Coconuts are thought to originate from Southeast Asia although there are two different varieties, those associated with the Pacific basin and those from the Indian basin. The coconut was seen a valuable food for 16th Century explorers from Spain, Portugal and Britain and this is how it became a plant and food source that you can find all across the world. There’s a suggestion that it caused the mutiny on HMS Bounty when coconuts were stolen from the ship’s stores!
In the modern era, it has found a number of uses far beyond just being part of the staple diet. It was arguably the American’s who turned it more into a ‘tropical’ food although this is a trend that has spread globally. Now it’s viewed as a superfood that can help lower cholesterol as well as replenish lost nutrients from sweating, something that is incredibly useful here in Thailand.
Coconuts have quite a high fat content, 90% is saturated fat, which until recently was thought to be unhealthy. However, the oils from coconuts are healthy fats that help lower cholesterol. The oil also contains lauric acid which is believed may help fight viruses with other compounds thought to help combat Alzheimer’s, Parkinson’s, multiple sclerosis and diabetes along with many other medical problems. Coconuts are high in fibre, vitamins C, E, B1, B3, B5, B6 and minerals like iron, selenium, sodium, calcium, magnesium and phosphorous.
HOW TO OPEN A COCONUT
How many of us have been left frustrated by the coconut that we have just purchased from the supermarket or store? Coconuts aren’t actually that hard to open once you know how. Simply, take off much of the green outer casing at the top until the nut is visible or almost visible. Then with the back of cleaver make a series of strikes to crack the nut. This ‘top’ can then be peeled back and the water drunk. Afterwards, the nut can be split with the cleaver to gain easy access to the flesh.
COCONUT & IT’S MANY USES
The humble coconut has many uses when it comes to food and drinks. Most of us from the west probably first came across it in the famous Bounty bars that we used to enjoy as children with the sight of an actual coconut being pretty rare.
Here in Thailand, it’s commonly used in a number of dishes including many Thai curry dishes where the milk is used for flavouring and to moderate the spices.
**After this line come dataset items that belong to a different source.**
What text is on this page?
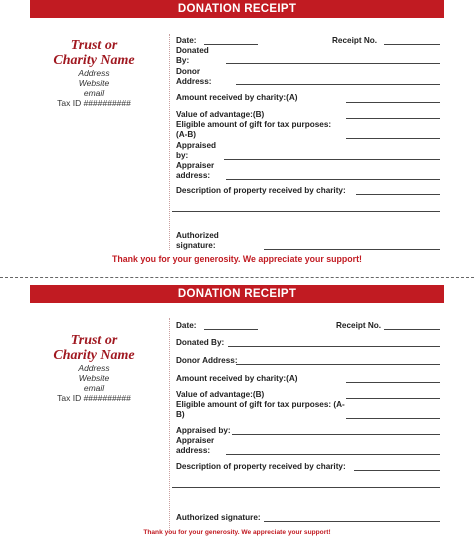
DONATION RECEIPT
Trust or
Charity Name
Address
Website
email
Tax ID ##########
Date:	Receipt No.
Donated
By:
Donor
Address:
Amount received by charity:(A)
Value of advantage:(B)
Eligible amount of gift for tax purposes:
(A-B)
Appraised
by:
Appraiser
address:
Description of property received by charity:
Authorized
signature:
Thank you for your generosity. We appreciate your support!
DONATION RECEIPT
Trust or
Charity Name
Address
Website
email
Tax ID ##########
Date:	Receipt No.
Donated By:
Donor Address:
Amount received by charity:(A)
Value of advantage:(B)
Eligible amount of gift for tax purposes: (A-
B)
Appraised by:
Appraiser
address:
Description of property received by charity:
Authorized signature:
Thank you for your generosity. We appreciate your support!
It’s frequently used in ice-cream, sorbets and a wide variety of cakes such as Khaonom Tako. Coconut cake has a white frosting and covered in coconut flakes which is simply delicious. Not forgetting coconut covered donuts, coconut flavoured jam and chutney, macaroons, and so many other options.
It’s not just Thai dishes that make great use of the coconut, there are hundreds of international dishes that utilise all parts of the coconut, not surprising as coconut trees grow in 80 countries around the world. They’re also a vital ingredient in many other types of products, the oils are very good for the skin with many healthcare products from sunscreen to shampoo to ant-septic, the list is endless.
If you have walked down the beach you will no doubt have seen street sellers selling the fruit on its own or in shakes which make a refreshing drinking. These drinks are also available in many bars and restaurants in and around Pattaya.
Finally, who could forget cocktails? The Pina Colada is probably the most famous coconut beverage which is a particular favourite with the ladies!